Al margen de si se le reconoce o no el mérito de ser uno de los primeros que a comienzos de la vigésima centuria impulsaron la renovación de la narrativa corta hispanoamericana, lo importante, lo definitivo, es que Julio Garmendia se abstuvo de trajinar la senda del realismo criollista, y esto le llevó a explorar otras dimensiones en ese “mundo aparte” al que se refiere, un mundo suyo, a medio camino entre lo real y lo fantástico, lo serio y lo risible, lo aparentemente ingenuo y lo irónico. Y una vez que lo encontró, no se apartó de él.

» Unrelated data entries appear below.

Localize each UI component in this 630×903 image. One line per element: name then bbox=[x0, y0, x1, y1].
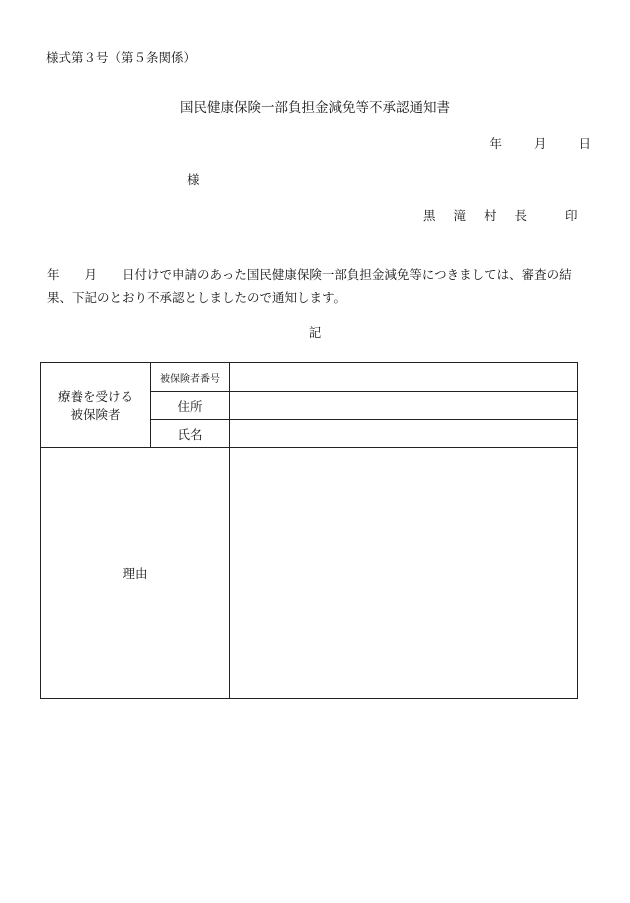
reason-label: 理由 bbox=[41, 448, 230, 699]
notice-body-text: 年 月 日付けで申請のあった国民健康保険一部負担金減免等につきましては、審査の結果、下記のとおり不承認としましたので通知します。 bbox=[47, 267, 572, 305]
insured-label-line1: 療養を受ける bbox=[57, 389, 133, 404]
insured-number-field[interactable] bbox=[230, 363, 578, 392]
table-row-number bbox=[41, 363, 578, 392]
form-number: 様式第３号（第５条関係） bbox=[46, 50, 197, 65]
reason-field[interactable] bbox=[230, 448, 578, 699]
insured-label-line2: 被保険者 bbox=[70, 407, 121, 422]
date-line bbox=[489, 134, 591, 152]
name-field[interactable] bbox=[230, 420, 578, 448]
record-table bbox=[40, 362, 578, 699]
addressee-suffix: 様 bbox=[187, 172, 200, 187]
document-title: 国民健康保険一部負担金減免等不承認通知書 bbox=[180, 100, 450, 116]
address-label: 住所 bbox=[151, 392, 230, 420]
date-year: 年 bbox=[489, 136, 502, 151]
issuer-char-1: 黒 bbox=[423, 208, 436, 223]
seal-mark: 印 bbox=[565, 208, 578, 223]
issuer-char-4: 長 bbox=[514, 208, 528, 223]
issuer-char-2: 滝 bbox=[453, 208, 467, 223]
address-field[interactable] bbox=[230, 392, 578, 420]
date-month: 月 bbox=[533, 136, 547, 151]
table-row-reason bbox=[41, 448, 578, 699]
name-label: 氏名 bbox=[151, 420, 230, 448]
ki-label: 記 bbox=[308, 325, 322, 340]
issuer-char-3: 村 bbox=[484, 208, 497, 223]
issuer-line bbox=[423, 206, 578, 224]
date-day: 日 bbox=[578, 136, 591, 151]
insured-label-cell bbox=[41, 363, 151, 448]
insured-number-label: 被保険者番号 bbox=[151, 363, 230, 392]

HUMOR Y SÁTIRA EN LOS RELATOS INICIALES
Los cuentos iniciales de este autor novel se singularizan desde el comienzo, y lo presentan como un narrador fuera de lo común que está poniendo en práctica su particular estética. Estas verdades realzan sus cuatro relatos príncipes: “El camino de la gloria” (1917), “Una visita al infierno” (1917), “Historia de mi conversión” (1918) y “Opiniones para después de la muerte” (1922)7.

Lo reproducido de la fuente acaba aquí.